Faites connaissance avec notre invitée
Alexandra Levit est la fondatrice et PDG de Inspiration at Work, une société de conseil futuriste détenue par une femme, dont l’objectif est de préparer les organisations et leurs employés à être compétitifs et attractifs sur le marché du travail de demain. Chroniqueuse nationale pour le Wall Street Journal et actuellement présentatrice du Workplace Report, Alexandra est l’autrice de plusieurs livres à succès, dont They Don’t Teach Corporate in College, Humanity Works : Réunir l’humain et les technologies pour le futur du travail, et Deep Talent : Comment transformer votre organisation et donner du pouvoir à vos employés grâce à l’IA.

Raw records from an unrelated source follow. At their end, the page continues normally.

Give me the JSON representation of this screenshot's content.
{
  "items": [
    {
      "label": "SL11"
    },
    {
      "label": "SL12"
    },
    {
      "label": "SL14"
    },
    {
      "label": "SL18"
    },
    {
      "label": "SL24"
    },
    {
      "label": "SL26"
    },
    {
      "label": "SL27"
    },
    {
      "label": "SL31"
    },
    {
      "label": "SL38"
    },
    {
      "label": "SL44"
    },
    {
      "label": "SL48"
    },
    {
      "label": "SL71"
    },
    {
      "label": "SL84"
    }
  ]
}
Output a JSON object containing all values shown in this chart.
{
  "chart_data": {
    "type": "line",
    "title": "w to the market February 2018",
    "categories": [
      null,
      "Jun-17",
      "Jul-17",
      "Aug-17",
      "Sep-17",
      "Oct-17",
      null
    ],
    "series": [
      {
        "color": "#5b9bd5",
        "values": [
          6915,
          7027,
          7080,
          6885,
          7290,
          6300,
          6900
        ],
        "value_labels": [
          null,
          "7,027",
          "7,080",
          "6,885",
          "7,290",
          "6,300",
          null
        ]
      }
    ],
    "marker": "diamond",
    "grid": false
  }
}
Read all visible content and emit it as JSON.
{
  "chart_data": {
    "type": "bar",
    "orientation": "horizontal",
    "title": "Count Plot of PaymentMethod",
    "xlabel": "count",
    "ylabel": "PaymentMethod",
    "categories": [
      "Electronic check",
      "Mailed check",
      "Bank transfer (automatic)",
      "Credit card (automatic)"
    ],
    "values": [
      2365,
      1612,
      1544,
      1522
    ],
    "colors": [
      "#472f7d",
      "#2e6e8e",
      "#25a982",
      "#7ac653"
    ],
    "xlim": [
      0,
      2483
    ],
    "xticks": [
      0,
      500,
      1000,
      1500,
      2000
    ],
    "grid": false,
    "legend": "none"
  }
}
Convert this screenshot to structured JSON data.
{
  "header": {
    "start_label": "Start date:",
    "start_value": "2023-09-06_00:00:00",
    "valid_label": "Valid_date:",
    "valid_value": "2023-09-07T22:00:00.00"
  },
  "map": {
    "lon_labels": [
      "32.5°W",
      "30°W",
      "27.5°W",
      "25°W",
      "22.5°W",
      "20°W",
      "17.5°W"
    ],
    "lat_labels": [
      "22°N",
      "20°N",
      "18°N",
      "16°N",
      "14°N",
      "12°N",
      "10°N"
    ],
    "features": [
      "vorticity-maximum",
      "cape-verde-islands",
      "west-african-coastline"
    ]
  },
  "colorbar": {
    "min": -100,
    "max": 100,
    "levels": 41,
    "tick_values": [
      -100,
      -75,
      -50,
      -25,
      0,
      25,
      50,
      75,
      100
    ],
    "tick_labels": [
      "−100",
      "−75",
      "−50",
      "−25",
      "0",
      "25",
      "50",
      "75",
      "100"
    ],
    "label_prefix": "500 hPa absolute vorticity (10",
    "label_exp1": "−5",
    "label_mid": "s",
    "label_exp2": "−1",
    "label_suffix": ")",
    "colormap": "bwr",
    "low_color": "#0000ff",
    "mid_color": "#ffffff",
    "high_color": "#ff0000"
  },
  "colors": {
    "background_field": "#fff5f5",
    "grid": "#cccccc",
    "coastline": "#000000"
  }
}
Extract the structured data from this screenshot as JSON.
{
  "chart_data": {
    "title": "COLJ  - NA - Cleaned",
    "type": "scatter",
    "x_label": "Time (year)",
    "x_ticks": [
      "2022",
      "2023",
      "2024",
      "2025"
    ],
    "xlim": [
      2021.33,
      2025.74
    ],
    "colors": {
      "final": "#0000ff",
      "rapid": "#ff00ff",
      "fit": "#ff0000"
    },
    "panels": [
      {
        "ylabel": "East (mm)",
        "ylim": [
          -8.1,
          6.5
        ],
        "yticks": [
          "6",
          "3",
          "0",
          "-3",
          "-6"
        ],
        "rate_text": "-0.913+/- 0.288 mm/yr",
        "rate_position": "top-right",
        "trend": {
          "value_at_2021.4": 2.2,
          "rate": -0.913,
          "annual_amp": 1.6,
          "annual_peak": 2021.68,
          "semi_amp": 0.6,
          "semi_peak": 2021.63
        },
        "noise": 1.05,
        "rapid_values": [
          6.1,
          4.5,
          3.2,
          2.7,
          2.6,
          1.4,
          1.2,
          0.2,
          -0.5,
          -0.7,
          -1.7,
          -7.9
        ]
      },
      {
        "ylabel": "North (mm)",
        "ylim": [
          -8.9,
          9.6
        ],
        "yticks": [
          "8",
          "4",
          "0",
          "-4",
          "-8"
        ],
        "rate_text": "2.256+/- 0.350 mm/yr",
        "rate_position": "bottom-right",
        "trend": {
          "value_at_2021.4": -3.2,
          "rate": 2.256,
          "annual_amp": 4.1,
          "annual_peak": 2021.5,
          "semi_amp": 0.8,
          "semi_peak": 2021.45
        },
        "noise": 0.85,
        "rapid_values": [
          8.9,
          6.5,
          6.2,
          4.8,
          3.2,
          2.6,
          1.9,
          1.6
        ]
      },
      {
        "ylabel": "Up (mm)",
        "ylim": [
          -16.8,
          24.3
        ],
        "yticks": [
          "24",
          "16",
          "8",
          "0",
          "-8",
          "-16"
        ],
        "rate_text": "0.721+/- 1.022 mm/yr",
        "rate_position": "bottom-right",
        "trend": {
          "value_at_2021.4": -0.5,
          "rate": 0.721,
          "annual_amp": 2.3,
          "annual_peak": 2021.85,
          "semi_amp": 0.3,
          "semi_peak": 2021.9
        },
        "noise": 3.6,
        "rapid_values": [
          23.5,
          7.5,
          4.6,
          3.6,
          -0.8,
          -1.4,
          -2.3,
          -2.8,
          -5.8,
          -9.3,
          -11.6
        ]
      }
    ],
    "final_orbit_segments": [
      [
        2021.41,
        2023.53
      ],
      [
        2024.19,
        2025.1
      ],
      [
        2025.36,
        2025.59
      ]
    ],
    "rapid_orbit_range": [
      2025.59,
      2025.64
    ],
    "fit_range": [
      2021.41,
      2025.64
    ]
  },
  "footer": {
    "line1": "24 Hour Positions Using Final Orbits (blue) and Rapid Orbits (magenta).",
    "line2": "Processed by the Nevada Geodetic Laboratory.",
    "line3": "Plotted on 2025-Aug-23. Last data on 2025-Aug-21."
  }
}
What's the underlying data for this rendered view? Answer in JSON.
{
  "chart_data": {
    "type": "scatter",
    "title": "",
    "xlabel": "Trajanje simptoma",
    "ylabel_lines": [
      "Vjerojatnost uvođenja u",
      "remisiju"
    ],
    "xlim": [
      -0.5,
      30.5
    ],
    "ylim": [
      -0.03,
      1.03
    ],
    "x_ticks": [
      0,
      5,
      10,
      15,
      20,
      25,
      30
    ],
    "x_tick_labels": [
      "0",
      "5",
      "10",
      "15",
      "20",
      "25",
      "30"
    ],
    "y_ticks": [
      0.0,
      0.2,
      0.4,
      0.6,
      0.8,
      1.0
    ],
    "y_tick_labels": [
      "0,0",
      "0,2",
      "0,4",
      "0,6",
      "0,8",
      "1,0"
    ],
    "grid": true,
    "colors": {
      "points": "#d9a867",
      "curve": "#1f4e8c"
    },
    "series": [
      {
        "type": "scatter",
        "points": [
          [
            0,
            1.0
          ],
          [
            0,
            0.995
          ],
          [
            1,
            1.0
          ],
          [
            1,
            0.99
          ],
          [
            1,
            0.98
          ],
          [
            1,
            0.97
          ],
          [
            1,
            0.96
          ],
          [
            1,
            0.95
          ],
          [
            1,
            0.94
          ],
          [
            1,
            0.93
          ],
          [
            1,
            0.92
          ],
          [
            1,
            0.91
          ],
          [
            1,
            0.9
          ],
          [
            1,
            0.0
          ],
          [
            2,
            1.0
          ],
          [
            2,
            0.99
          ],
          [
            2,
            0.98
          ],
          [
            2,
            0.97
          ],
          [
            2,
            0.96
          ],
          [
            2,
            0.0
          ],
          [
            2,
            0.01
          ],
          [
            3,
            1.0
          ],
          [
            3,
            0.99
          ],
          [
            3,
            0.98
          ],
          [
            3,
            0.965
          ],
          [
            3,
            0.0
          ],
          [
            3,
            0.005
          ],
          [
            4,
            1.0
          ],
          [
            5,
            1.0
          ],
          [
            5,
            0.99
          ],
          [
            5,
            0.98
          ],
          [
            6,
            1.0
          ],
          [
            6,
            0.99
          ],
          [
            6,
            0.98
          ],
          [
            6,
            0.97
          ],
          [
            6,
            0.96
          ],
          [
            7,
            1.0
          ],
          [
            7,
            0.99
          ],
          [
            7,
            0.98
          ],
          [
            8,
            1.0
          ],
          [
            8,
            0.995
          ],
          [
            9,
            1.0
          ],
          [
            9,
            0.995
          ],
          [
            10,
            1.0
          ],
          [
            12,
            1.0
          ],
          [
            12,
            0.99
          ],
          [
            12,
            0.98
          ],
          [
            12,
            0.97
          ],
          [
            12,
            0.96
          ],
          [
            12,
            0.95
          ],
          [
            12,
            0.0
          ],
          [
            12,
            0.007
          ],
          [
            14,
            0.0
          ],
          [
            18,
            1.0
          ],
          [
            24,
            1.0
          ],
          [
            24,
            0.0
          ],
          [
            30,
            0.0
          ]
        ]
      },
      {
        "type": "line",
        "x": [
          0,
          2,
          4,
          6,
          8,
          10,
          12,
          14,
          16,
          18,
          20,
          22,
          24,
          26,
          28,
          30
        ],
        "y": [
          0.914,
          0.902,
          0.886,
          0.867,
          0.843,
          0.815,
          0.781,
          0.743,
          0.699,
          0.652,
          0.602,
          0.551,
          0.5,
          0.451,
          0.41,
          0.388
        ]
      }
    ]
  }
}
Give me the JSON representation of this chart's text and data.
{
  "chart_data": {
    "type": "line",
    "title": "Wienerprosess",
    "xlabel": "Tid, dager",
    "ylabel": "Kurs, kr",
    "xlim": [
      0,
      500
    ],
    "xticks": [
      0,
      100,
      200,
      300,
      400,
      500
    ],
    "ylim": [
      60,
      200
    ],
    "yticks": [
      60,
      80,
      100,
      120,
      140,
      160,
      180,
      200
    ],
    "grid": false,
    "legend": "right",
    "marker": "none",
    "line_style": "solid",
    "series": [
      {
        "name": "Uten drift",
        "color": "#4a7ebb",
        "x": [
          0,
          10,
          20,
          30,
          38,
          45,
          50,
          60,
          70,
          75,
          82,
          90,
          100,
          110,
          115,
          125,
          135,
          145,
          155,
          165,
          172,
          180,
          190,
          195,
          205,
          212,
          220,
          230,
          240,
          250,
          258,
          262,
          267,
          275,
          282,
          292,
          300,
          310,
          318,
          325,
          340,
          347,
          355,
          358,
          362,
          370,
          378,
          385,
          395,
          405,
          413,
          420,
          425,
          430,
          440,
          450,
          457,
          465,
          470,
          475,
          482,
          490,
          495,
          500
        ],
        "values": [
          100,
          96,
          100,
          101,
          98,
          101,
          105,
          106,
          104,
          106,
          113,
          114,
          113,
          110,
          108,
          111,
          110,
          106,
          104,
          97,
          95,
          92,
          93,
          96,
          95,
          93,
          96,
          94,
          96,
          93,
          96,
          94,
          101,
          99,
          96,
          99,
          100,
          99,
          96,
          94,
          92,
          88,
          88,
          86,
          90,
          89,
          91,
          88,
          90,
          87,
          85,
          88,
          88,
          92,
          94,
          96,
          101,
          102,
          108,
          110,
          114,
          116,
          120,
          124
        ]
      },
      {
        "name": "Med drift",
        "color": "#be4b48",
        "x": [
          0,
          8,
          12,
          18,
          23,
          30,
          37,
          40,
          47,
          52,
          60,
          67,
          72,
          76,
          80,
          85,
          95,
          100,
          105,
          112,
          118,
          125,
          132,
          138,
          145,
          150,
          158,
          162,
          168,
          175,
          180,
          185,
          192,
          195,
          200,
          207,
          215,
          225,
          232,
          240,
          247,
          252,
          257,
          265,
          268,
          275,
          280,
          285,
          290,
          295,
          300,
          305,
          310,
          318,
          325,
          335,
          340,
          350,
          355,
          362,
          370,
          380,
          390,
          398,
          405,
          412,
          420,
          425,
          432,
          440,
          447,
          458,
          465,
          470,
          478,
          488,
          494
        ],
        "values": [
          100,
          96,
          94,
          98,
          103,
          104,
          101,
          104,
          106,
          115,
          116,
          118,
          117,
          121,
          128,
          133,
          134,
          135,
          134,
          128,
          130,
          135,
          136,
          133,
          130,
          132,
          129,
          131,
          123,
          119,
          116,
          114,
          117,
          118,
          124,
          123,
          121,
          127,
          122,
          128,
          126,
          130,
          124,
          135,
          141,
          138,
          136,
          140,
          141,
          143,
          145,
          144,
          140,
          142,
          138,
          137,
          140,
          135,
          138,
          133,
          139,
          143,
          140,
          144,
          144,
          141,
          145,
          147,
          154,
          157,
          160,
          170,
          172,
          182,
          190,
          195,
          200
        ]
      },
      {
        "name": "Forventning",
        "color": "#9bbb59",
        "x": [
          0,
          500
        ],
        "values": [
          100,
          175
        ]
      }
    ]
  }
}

Nous aidons les organisations et leurs employés à essayer de se préparer à ce qui va arriver concernant le futur du travail.
Alexandra Levit
Liens utiles :
- Rejoignez la communauté People Managing People
- Abonnez-vous à la newsletter pour recevoir nos derniers articles et podcasts
- Connectez-vous avec Alexandra sur LinkedIn
- En savoir plus sur Inspiration at Work
Articles et podcasts associés :
Lisez la retranscription :
Nous testons la transcription de nos podcasts à l'aide d'un programme logiciel. Merci de pardonner toute faute de frappe, car le robot n'est pas fiable à 100 %.
Becca Banyard : Saviez-vous que près de 50% des talents de haut niveau quittent une organisation en moins de deux ans ? Et pire encore ? Certaines données suggèrent qu’une grande partie d’entre eux choisiraient de rester si on leur offrait des opportunités d’apprentissage et d’évolution adéquates.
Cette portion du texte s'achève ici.